In designing and conducting the CDaCI Study, tremendous efforts were put in place to ensure the diversity and representativeness of the children enrolled in the CDaCI Study. These efforts included enlisting multiple implant centers from diverse geographic locations across the nation and carefully documenting and comparing the participants to those who were eligible but declined participation. In response to Drs. Belzner and Seal’s comments regarding the representativeness of the CDaCI Study sample, and thus the generalizability of the CDaCI Study results to young children with sensorineural hearing loss fitted with CIs, we provide the race/ethnicity distribution for the CI cohort of the CDaCI Study (Table 1). As can be seen, the percentages for the race/ethnicity categories of the CDaCI Study are similar to, and in fact, the demographic distribution of children with CIs in the CDaCI Study does not significantly differ from, the 2000 U.S. Census data, as was reported in Drs. Belzner and Seal’s review.

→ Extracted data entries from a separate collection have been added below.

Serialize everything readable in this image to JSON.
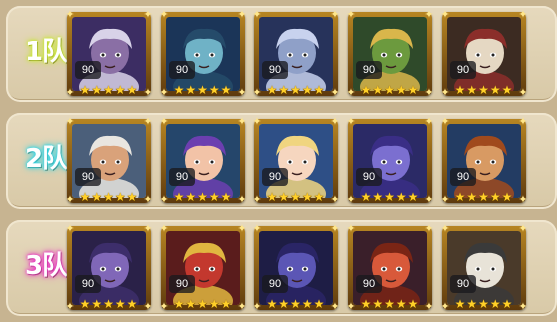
{
  "teams": [
    {
      "label": "1队",
      "glow": "#c9e63a",
      "heroes": [
        {
          "name": "dark-elf-hero",
          "level": "90",
          "stars": 5,
          "skin": "#8a6fa5",
          "hair": "#d8d2e8",
          "bg": "#3c2d63"
        },
        {
          "name": "medusa-hero",
          "level": "90",
          "stars": 5,
          "skin": "#6fb2c6",
          "hair": "#254b6a",
          "bg": "#1b3558"
        },
        {
          "name": "werewolf-hero",
          "level": "90",
          "stars": 5,
          "skin": "#8fa0c8",
          "hair": "#c8d2ee",
          "bg": "#27335b"
        },
        {
          "name": "lizard-king-hero",
          "level": "90",
          "stars": 5,
          "skin": "#6c9a3e",
          "hair": "#d9b64b",
          "bg": "#2f4a2a"
        },
        {
          "name": "skeleton-hero",
          "level": "90",
          "stars": 5,
          "skin": "#e5d8c3",
          "hair": "#8b2e2a",
          "bg": "#3c2b22"
        }
      ]
    },
    {
      "label": "2队",
      "glow": "#36d6e6",
      "heroes": [
        {
          "name": "old-sage-hero",
          "level": "90",
          "stars": 5,
          "skin": "#d9a27a",
          "hair": "#e9e6e0",
          "bg": "#4b5f7a"
        },
        {
          "name": "archer-girl-hero",
          "level": "90",
          "stars": 5,
          "skin": "#f2c3a7",
          "hair": "#6c3fb0",
          "bg": "#25466b"
        },
        {
          "name": "priestess-hero",
          "level": "90",
          "stars": 5,
          "skin": "#f6d6bf",
          "hair": "#f0d580",
          "bg": "#2e4f86"
        },
        {
          "name": "night-elf-hero",
          "level": "90",
          "stars": 5,
          "skin": "#7b6fd0",
          "hair": "#3a2e86",
          "bg": "#2b2a66"
        },
        {
          "name": "dwarf-warrior-hero",
          "level": "90",
          "stars": 5,
          "skin": "#d89a63",
          "hair": "#a04a1d",
          "bg": "#233c63"
        }
      ]
    },
    {
      "label": "3队",
      "glow": "#e83ac2",
      "heroes": [
        {
          "name": "shadow-assassin-hero",
          "level": "90",
          "stars": 5,
          "skin": "#8067b8",
          "hair": "#3d2e6b",
          "bg": "#2a2148"
        },
        {
          "name": "red-knight-hero",
          "level": "90",
          "stars": 5,
          "skin": "#c3382e",
          "hair": "#e1b640",
          "bg": "#5a1c1c"
        },
        {
          "name": "cerberus-hero",
          "level": "90",
          "stars": 5,
          "skin": "#5b56b5",
          "hair": "#2a2566",
          "bg": "#1e1d45"
        },
        {
          "name": "red-goblin-hero",
          "level": "90",
          "stars": 5,
          "skin": "#d8593a",
          "hair": "#7a2515",
          "bg": "#3a1f2a"
        },
        {
          "name": "panda-monk-hero",
          "level": "90",
          "stars": 5,
          "skin": "#e8e3d8",
          "hair": "#3a3a3a",
          "bg": "#4a3a2a"
        }
      ]
    }
  ]
}
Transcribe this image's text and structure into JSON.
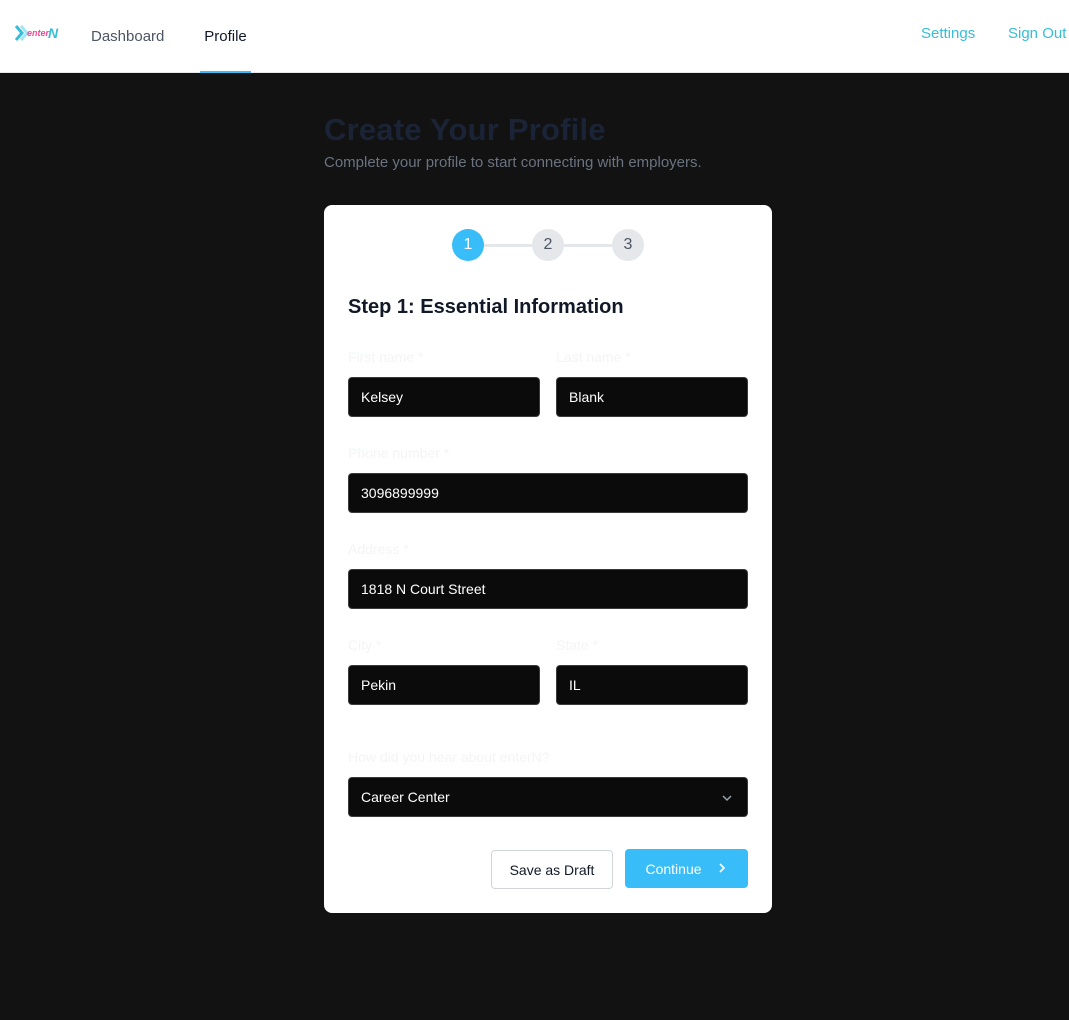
{
  "nav": {
    "logo_text": "enterN",
    "links": [
      {
        "label": "Dashboard"
      },
      {
        "label": "Profile"
      }
    ],
    "settings_label": "Settings",
    "signout_label": "Sign Out",
    "active_color": "#38bdf8"
  },
  "page": {
    "title": "Create Your Profile",
    "subtitle": "Complete your profile to start connecting with employers."
  },
  "stepper": {
    "steps": [
      "1",
      "2",
      "3"
    ],
    "active_step": 1
  },
  "form": {
    "heading": "Step 1: Essential Information",
    "first_name": {
      "label": "First name *",
      "value": "Kelsey"
    },
    "last_name": {
      "label": "Last name *",
      "value": "Blank"
    },
    "phone": {
      "label": "Phone number *",
      "value": "3096899999"
    },
    "address": {
      "label": "Address *",
      "value": "1818 N Court Street"
    },
    "city": {
      "label": "City *",
      "value": "Pekin"
    },
    "state": {
      "label": "State *",
      "value": "IL"
    },
    "referral": {
      "label": "How did you hear about enterN?",
      "value": "Career Center"
    }
  },
  "actions": {
    "draft_label": "Save as Draft",
    "continue_label": "Continue"
  },
  "icons": {
    "logo": "entern-logo-icon",
    "chevron": "chevron-down-icon",
    "continue": "chevron-right-icon"
  }
}
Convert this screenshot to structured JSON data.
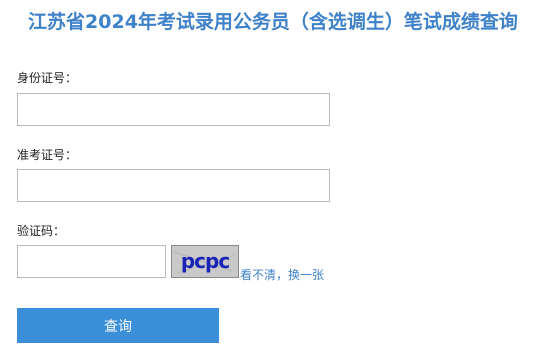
{
  "header": {
    "title": "江苏省2024年考试录用公务员（含选调生）笔试成绩查询"
  },
  "form": {
    "id_label": "身份证号：",
    "id_value": "",
    "exam_label": "准考证号：",
    "exam_value": "",
    "captcha_label": "验证码：",
    "captcha_value": "",
    "captcha_text": "pcpc",
    "refresh_text": "看不清，换一张",
    "submit_label": "查询"
  },
  "colors": {
    "accent": "#3f82c9",
    "button": "#3b8fd9",
    "captcha_text": "#1a23b8",
    "captcha_bg": "#c9c9c9"
  }
}
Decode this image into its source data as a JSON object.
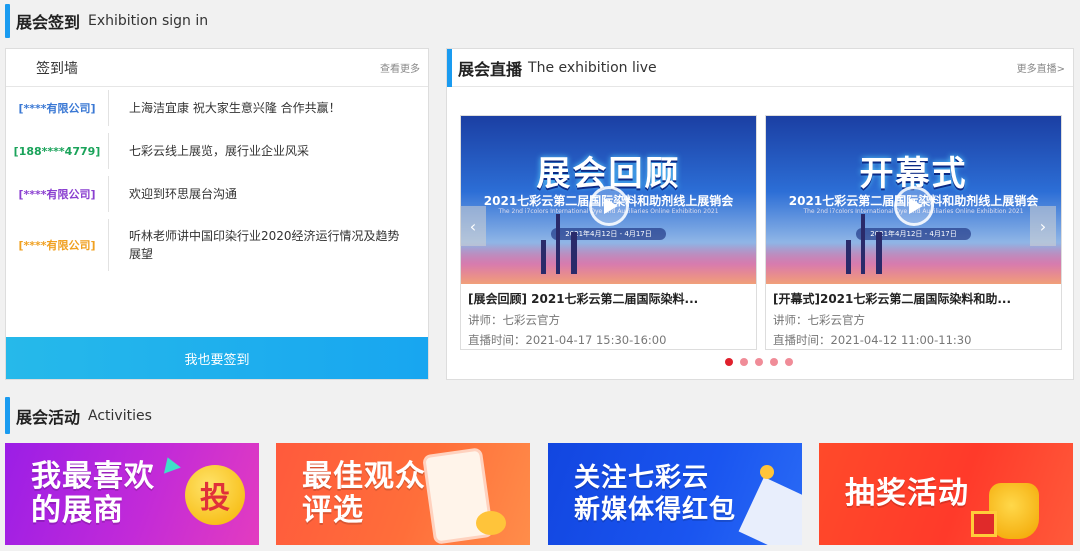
{
  "signin_section": {
    "title_zh": "展会签到",
    "title_en": "Exhibition sign in"
  },
  "signwall": {
    "title": "签到墙",
    "more": "查看更多",
    "entries": [
      {
        "who": "[****有限公司]",
        "msg": "上海洁宜康 祝大家生意兴隆 合作共赢！",
        "color": "#3a78d4"
      },
      {
        "who": "[188****4779]",
        "msg": "七彩云线上展览，展行业企业风采",
        "color": "#1aa35a"
      },
      {
        "who": "[****有限公司]",
        "msg": "欢迎到环思展台沟通",
        "color": "#8a3fd0"
      },
      {
        "who": "[****有限公司]",
        "msg": "听林老师讲中国印染行业2020经济运行情况及趋势展望",
        "color": "#f0a020"
      }
    ],
    "button": "我也要签到"
  },
  "live_section": {
    "title_zh": "展会直播",
    "title_en": "The exhibition live",
    "more": "更多直播>"
  },
  "live_cards": [
    {
      "banner_big": "展会回顾",
      "banner_sub": "2021七彩云第二届国际染料和助剂线上展销会",
      "banner_sub_en": "The 2nd i7colors International Dye and Auxiliaries Online Exhibition 2021",
      "banner_date": "2021年4月12日 - 4月17日",
      "title": "[展会回顾] 2021七彩云第二届国际染料...",
      "lecturer": "讲师：七彩云官方",
      "time": "直播时间：2021-04-17 15:30-16:00"
    },
    {
      "banner_big": "开幕式",
      "banner_sub": "2021七彩云第二届国际染料和助剂线上展销会",
      "banner_sub_en": "The 2nd i7colors International Dye and Auxiliaries Online Exhibition 2021",
      "banner_date": "2021年4月12日 - 4月17日",
      "title": "[开幕式]2021七彩云第二届国际染料和助...",
      "lecturer": "讲师：七彩云官方",
      "time": "直播时间：2021-04-12 11:00-11:30"
    }
  ],
  "carousel": {
    "prev": "‹",
    "next": "›",
    "dots": 5,
    "active": 0
  },
  "activities_section": {
    "title_zh": "展会活动",
    "title_en": "Activities"
  },
  "activities": [
    {
      "line1": "我最喜欢",
      "line2": "的展商",
      "badge": "投"
    },
    {
      "line1": "最佳观众",
      "line2": "评选"
    },
    {
      "line1": "关注七彩云",
      "line2": "新媒体得红包"
    },
    {
      "line1": "抽奖活动",
      "line2": ""
    }
  ],
  "colors": {
    "accent": "#1a9bf0",
    "button": "#1ea9ee",
    "dot_active": "#e0202c",
    "dot": "#f08c98"
  }
}
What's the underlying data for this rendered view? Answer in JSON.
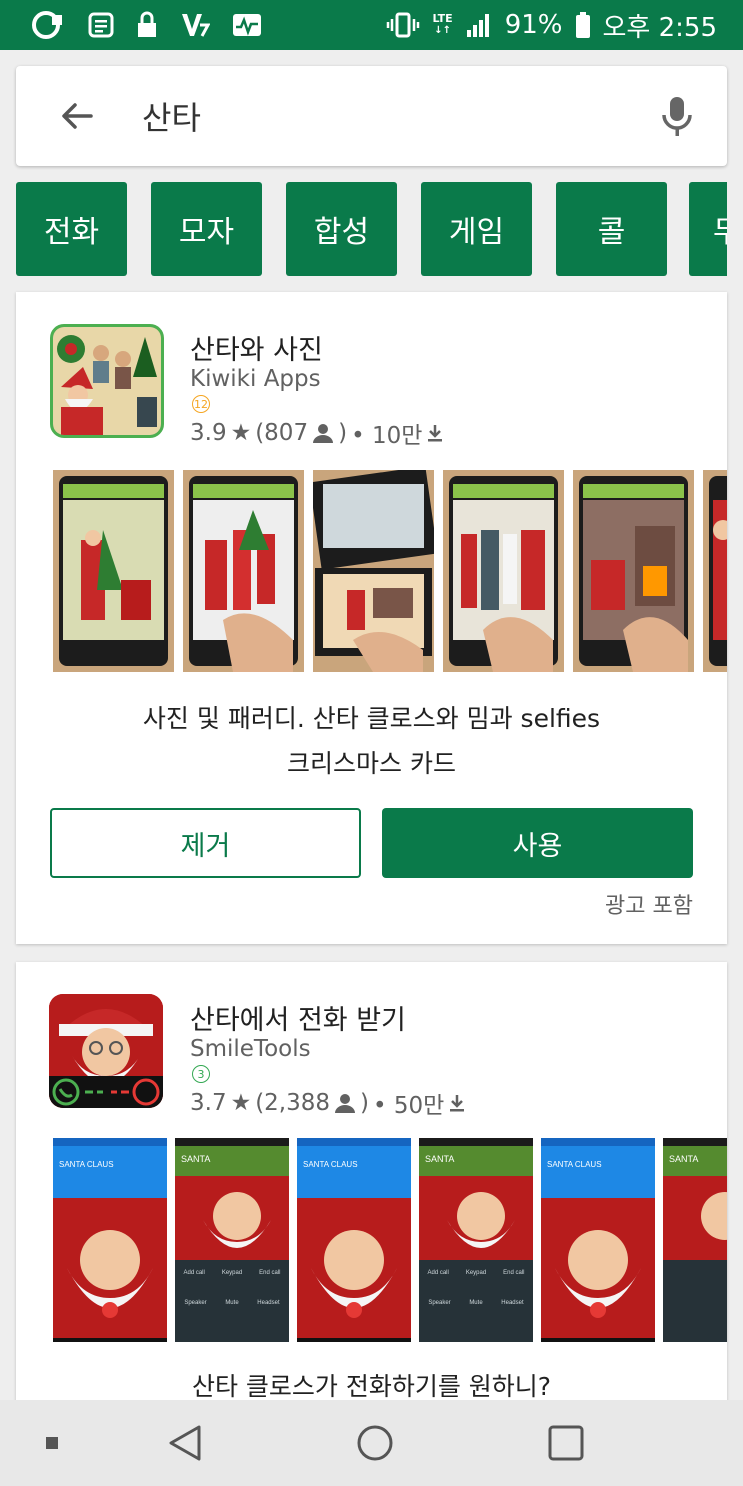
{
  "status_bar": {
    "battery": "91%",
    "time": "오후 2:55",
    "network": "LTE",
    "left_icons": [
      "u-plus-icon",
      "message-icon",
      "lock-icon",
      "v3-icon",
      "activity-icon"
    ],
    "background": "#0a7a4a"
  },
  "search": {
    "query": "산타"
  },
  "chips": [
    "전화",
    "모자",
    "합성",
    "게임",
    "콜",
    "무"
  ],
  "apps": [
    {
      "title": "산타와 사진",
      "developer": "Kiwiki Apps",
      "age_rating": "12",
      "age_color": "#f5a623",
      "rating": "3.9",
      "reviews": "(807",
      "reviews_close": ")",
      "installs": "• 10만",
      "description_line1": "사진 및 패러디. 산타 클로스와 밈과 selfies",
      "description_line2": "크리스마스 카드",
      "remove_label": "제거",
      "use_label": "사용",
      "ads_note": "광고 포함"
    },
    {
      "title": "산타에서 전화 받기",
      "developer": "SmileTools",
      "age_rating": "3",
      "age_color": "#34a853",
      "rating": "3.7",
      "reviews": "(2,388",
      "reviews_close": ")",
      "installs": "• 50만",
      "description_line1": "산타 클로스가 전화하기를 원하니?"
    }
  ],
  "call_screens": {
    "caller_blue": "SANTA CLAUS",
    "caller_green": "SANTA",
    "buttons_row1": [
      "Add call",
      "Keypad",
      "End call"
    ],
    "buttons_row2": [
      "Speaker",
      "Mute",
      "Headset"
    ]
  },
  "accent_color": "#0a7a4a"
}
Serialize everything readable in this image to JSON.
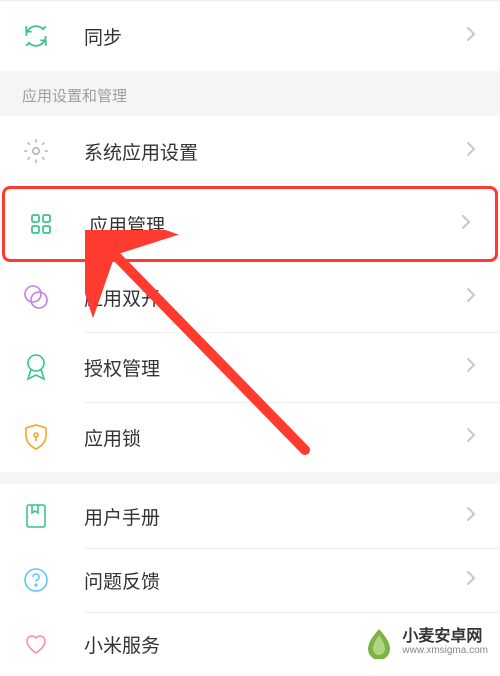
{
  "section1": {
    "sync": "同步"
  },
  "header": "应用设置和管理",
  "section2": {
    "systemApps": "系统应用设置",
    "appManage": "应用管理",
    "dualApps": "应用双开",
    "permissions": "授权管理",
    "appLock": "应用锁"
  },
  "section3": {
    "manual": "用户手册",
    "feedback": "问题反馈",
    "xiaomiService": "小米服务"
  },
  "watermark": {
    "main": "小麦安卓网",
    "sub": "www.xmsigma.com"
  },
  "colors": {
    "highlight": "#ff3b30",
    "iconGreen": "#3bc489",
    "iconOrange": "#f5a623",
    "iconPurple": "#c77de8",
    "iconBlue": "#5ac8fa"
  }
}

We agree with Drs. Belzner and Seal that generalization of outcomes has to be done very carefully. Though the CDaCI Study was also shown by the authors to not be representative of the larger deaf population in terms of disabilities and socioeconomic status, our study design and comprehensive data collection regarding these and other important confounds have enabled us to track critical outcomes and correlates of successful CI use while controlling for these confounds with multivariable-adjustment in data analyses (Fink et al., 2007; Markman et al., 2011; Niparko et al., 2010). We believe this approach is critical in assessing real world comparative effectiveness and share Drs. Belzner and Seal's appreciation for the representativeness of the study population.
The CDaCI Study was supported by grant R01 DC004797 from the National Institute on Deafness and Other Communication Disorders, National Institutes of Health.